Увы, это нам известно. Она пролегает в каждом из нас. Это наша уверенность, которая прибывает с годами и с годами же убывает. Пробиваются стебельки, толкаются головенки — вперед, к свету, пока не начинают клониться к земле. Иссякают жизненные соки. Где она, былая гибкость? Никнут головы, никнут стебли. Увядают, сгнивают в прах, утучняют собою землю.

Иногда ты водила меня на кладбище. В желтой соломенной шляпе с коричневой тульей, в руках зеленая леечка, — настоящая Фея Подсолнечника, ты все кружила и кружила, будто никак не могла отыскать всех своих усопших. Кого ты искала? Чей след? И какой может быть след, если имя на камне стерлось, а могила сровнялась с землею. И воспоминания твои — не более чем осколки… Глаза, что смотрят в упор. Водяные брызги. Тусклый голос. Горячая как огонь рука.

Вот тут покоится Мариус. А здесь — Роза Яблоневый Цвет. Сквозь облака припекает солнце. Перед глазами у меня пляшут черные мушки, огненные мушки. Земля остановилась. Я не в силах пошевелиться. Я ничего не вижу.

Ты брызгаешь на меня из зеленой леечки. Берешь за руку, успокаиваешь. Мы собираемся домой, леечка ставится на место, за туевую изгородь, могилы забыты ради насущного, предстоящего. Что у нас на обед? А что мы будем делать потом? Расскажи мне сказку, пожалуйста!

Сказок ты знала множество. Про Госпожу Метелицу, что взбивает над землею свою перину, про Принца в медвежьей шкуре, про горного тролля, про сирых детей.

Идут они лесом, идут, и выходят к озеру, и видят замок. Заходят туда и превращаются в принцесс и принцев. Стоят в раззолоченных покоях и не могут нарадоваться,

А чему они не могут нарадоваться?

Тому, что обернулись теми, кем были прежде.

Значит, они застыли, растянув губы в вечной улыбке. Обернулись прошлым. Но ведь для нас с тобой Сказание — это вовсе не прошлое, и ты, Майя-Стина, это прекрасно знаешь. В нашем Сказании — не ходили, а ходят, и то, что произошло, — происходит. Только как же мне переделать прошлое на настоящее там, на Острове, для которого время сказок давно уже миновало?

Не стоит принимать все это близко к сердцу и задумываться над тем, чего так и так не дано понять, — ты это хочешь сказать, Майя-Стина?

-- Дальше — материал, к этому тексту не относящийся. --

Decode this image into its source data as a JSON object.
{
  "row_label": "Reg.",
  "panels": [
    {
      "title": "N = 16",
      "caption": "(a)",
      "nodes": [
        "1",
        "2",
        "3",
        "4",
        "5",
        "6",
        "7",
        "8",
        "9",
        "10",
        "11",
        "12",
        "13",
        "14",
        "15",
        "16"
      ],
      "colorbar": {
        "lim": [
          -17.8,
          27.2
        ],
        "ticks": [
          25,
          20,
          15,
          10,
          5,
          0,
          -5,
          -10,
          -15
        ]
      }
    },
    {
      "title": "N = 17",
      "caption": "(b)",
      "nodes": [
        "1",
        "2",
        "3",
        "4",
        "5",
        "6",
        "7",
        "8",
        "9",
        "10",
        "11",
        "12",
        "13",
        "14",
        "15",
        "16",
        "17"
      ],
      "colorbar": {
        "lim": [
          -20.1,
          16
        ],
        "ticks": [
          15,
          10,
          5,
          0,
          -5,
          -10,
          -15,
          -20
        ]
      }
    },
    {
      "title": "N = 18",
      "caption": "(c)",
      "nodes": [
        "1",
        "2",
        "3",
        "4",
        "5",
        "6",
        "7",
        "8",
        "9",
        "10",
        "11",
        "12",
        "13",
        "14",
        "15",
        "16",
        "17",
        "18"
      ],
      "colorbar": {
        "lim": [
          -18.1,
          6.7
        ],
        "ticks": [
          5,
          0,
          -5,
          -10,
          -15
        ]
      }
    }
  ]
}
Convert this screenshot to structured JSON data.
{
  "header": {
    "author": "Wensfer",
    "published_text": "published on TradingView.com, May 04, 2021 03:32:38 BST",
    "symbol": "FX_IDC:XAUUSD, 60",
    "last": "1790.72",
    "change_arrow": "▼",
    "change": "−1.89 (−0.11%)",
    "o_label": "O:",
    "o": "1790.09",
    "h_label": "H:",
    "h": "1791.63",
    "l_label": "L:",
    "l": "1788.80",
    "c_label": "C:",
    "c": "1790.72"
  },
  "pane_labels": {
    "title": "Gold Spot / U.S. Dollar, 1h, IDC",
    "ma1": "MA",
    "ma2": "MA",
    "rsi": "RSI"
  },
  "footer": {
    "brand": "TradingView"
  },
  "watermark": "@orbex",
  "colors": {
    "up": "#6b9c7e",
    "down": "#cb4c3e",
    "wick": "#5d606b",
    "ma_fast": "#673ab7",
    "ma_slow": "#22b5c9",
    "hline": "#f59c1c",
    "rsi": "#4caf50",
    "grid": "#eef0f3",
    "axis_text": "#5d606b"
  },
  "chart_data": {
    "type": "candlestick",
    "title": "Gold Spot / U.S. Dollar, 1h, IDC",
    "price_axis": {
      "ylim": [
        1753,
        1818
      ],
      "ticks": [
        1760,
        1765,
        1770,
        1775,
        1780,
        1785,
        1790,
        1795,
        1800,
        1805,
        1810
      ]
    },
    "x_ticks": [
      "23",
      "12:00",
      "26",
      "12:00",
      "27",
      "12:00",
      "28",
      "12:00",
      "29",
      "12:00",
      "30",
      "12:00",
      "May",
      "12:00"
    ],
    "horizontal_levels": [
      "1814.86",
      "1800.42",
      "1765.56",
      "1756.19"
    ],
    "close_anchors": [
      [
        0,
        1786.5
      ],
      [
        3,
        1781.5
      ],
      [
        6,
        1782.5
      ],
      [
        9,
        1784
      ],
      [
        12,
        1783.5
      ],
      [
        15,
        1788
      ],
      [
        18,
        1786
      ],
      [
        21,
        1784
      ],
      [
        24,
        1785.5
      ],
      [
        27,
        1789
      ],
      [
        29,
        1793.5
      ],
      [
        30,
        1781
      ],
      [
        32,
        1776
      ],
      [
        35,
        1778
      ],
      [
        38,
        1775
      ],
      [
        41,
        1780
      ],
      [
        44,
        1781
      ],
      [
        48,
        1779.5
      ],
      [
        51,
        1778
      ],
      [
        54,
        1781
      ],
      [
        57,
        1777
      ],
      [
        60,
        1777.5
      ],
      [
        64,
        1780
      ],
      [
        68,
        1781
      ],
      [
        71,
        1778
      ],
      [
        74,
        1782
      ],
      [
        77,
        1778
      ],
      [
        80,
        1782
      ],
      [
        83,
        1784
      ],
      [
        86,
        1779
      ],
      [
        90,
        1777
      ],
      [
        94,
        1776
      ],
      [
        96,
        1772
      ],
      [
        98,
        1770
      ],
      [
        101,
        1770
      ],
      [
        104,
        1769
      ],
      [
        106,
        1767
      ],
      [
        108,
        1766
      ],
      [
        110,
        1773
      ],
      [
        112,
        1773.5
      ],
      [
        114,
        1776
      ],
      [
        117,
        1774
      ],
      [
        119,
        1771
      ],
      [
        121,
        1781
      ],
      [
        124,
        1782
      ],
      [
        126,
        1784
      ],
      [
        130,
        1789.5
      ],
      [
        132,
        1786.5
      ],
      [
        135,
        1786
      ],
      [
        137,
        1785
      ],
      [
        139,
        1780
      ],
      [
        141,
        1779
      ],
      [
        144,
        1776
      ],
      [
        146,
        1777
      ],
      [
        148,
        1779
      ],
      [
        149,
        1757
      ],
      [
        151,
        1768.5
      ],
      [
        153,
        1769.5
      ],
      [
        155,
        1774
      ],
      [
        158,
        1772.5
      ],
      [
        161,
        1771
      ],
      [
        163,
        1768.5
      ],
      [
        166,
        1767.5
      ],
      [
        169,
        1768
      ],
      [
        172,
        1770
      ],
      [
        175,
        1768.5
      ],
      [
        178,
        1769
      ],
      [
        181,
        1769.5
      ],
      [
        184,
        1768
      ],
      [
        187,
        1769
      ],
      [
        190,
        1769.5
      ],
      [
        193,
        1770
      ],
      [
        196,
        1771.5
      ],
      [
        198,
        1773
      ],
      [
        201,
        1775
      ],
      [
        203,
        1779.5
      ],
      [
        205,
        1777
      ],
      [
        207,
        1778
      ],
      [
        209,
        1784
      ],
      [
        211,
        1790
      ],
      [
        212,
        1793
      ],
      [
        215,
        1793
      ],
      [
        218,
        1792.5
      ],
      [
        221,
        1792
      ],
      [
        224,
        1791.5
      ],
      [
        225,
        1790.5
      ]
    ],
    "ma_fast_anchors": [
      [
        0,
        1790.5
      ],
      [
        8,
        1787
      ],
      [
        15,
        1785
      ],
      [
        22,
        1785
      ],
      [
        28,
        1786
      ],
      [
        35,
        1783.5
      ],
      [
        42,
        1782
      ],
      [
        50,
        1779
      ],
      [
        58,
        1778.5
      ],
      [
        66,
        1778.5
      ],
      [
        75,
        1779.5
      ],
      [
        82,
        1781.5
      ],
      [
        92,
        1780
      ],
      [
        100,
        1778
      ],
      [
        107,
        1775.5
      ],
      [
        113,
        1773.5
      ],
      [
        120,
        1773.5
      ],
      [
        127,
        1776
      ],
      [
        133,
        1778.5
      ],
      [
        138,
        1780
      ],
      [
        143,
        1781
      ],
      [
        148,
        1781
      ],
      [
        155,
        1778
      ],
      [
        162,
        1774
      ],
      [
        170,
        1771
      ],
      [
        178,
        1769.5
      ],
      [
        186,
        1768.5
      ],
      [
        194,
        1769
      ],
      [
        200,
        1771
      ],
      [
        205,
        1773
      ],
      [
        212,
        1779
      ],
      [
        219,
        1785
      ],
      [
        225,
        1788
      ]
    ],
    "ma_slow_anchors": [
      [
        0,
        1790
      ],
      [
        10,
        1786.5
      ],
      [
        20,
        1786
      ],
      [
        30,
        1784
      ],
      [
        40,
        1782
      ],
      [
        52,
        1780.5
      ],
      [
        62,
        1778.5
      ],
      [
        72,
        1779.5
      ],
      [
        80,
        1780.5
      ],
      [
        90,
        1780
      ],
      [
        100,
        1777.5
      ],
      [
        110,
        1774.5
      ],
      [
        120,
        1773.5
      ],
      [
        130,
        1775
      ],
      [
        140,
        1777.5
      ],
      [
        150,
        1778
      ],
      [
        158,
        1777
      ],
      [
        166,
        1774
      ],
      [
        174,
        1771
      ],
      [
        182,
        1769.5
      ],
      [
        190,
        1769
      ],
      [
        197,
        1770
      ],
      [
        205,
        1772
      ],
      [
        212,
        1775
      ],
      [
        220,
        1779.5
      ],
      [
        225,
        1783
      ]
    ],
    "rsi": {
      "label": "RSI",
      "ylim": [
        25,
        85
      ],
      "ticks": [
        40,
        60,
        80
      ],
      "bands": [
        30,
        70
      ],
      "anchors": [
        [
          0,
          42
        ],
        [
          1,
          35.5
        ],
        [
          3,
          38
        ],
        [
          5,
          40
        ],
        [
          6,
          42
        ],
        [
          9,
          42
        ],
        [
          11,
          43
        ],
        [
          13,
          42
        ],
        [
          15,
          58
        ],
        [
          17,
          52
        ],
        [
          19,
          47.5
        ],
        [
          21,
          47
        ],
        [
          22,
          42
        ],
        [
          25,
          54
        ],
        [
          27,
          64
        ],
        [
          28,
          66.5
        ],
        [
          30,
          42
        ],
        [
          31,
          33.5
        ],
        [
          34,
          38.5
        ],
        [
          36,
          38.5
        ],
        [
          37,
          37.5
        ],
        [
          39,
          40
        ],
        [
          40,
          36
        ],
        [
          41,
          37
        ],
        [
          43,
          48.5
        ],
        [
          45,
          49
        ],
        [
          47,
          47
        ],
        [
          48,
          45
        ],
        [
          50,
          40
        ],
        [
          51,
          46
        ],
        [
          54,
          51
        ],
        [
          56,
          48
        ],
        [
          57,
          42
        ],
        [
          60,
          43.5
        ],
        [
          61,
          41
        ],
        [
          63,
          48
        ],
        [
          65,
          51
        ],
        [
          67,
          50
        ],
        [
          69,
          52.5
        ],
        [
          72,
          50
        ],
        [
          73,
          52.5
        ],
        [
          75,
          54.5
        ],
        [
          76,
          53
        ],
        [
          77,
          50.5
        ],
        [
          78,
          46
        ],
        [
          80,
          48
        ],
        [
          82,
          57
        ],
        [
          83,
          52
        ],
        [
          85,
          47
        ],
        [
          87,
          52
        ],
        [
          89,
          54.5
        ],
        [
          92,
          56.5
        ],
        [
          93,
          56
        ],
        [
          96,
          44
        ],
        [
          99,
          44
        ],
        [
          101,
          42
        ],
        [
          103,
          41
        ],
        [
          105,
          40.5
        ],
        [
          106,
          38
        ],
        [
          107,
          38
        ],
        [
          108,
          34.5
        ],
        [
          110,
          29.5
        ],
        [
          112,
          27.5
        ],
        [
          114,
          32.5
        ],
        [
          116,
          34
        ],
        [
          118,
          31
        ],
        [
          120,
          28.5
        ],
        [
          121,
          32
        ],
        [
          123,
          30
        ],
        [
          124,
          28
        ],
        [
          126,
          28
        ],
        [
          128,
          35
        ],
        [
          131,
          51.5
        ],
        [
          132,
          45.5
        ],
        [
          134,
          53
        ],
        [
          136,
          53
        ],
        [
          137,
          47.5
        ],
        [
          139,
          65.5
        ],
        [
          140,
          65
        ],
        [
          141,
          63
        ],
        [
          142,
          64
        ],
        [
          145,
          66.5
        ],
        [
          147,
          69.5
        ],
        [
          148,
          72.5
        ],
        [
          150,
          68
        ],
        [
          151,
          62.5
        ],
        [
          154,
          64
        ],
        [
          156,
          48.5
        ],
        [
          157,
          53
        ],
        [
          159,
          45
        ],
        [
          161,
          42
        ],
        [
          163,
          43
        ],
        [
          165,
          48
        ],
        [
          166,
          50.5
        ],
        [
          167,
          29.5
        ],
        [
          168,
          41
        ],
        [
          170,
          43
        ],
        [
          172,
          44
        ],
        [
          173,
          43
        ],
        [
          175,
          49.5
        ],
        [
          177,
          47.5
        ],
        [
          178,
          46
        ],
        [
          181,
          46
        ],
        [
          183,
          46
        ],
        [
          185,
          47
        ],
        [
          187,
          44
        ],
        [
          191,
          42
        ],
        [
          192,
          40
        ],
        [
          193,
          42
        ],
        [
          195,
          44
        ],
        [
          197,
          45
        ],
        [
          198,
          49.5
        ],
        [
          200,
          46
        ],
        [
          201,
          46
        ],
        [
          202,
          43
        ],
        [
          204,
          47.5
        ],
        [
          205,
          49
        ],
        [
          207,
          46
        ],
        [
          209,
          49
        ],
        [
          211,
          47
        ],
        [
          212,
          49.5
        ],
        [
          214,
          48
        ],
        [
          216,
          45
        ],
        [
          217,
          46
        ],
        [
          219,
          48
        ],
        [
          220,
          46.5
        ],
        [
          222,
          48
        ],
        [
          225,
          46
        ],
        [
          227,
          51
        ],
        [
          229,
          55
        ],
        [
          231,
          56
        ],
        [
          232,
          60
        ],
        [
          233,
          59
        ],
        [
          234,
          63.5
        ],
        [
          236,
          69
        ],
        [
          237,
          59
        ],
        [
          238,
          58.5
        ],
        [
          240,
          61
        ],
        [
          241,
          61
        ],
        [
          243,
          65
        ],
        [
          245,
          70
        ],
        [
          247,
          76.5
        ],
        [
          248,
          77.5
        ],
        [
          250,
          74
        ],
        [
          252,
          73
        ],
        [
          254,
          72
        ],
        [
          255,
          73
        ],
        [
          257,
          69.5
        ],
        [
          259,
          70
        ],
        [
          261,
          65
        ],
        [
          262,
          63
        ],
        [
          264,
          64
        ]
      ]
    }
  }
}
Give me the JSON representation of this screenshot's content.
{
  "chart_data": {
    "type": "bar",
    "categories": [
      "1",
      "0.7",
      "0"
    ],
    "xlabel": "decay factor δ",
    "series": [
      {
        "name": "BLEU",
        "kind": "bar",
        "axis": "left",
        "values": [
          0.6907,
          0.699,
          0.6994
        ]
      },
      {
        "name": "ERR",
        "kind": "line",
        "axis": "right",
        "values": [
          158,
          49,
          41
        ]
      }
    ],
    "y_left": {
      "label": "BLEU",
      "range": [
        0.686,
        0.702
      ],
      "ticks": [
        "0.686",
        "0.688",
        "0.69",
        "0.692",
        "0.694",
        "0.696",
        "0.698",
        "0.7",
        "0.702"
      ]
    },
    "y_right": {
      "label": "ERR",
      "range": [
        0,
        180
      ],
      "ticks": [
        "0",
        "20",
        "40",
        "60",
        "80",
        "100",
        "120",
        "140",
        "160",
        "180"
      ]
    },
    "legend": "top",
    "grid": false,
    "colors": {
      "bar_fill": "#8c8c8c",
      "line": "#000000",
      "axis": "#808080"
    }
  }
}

…А впрочем, это даже забавно — проводить время вне времени, управляя временем по своему велению. Не улучить ли мне миг и не взглянуть ли на Элле и золотой шар?

Пожалуй, так я и сделаю.

Вскоре после того, как три найденыша были поручены заботам Йоханны, на Башенную Гору явилась Элле. Прислонясь к кухонной двери, она потыркала мыском башмака половицу, провела рукою по волосам и спросила, как Йоханна управляется с братниным выводком.

Йоханна сразу и не нашлась, что ответить. А Элле выпрямилась и, отстранив ее, прошла в горницу, а из горницы — в спальню, где под балдахином копошились младенцы. Она долго их разглядывала, в особенности Майю-Стину, и при этом судорожно стискивала руки, словно хотела не то приголубить девочку, не то ущипнуть, Йоханна встревожилась и поспешила спровадить ее из спальни, предложив отведать ягодного взвару. Только беседа у них не ладилась. Да и о чем, собственно, им было беседовать?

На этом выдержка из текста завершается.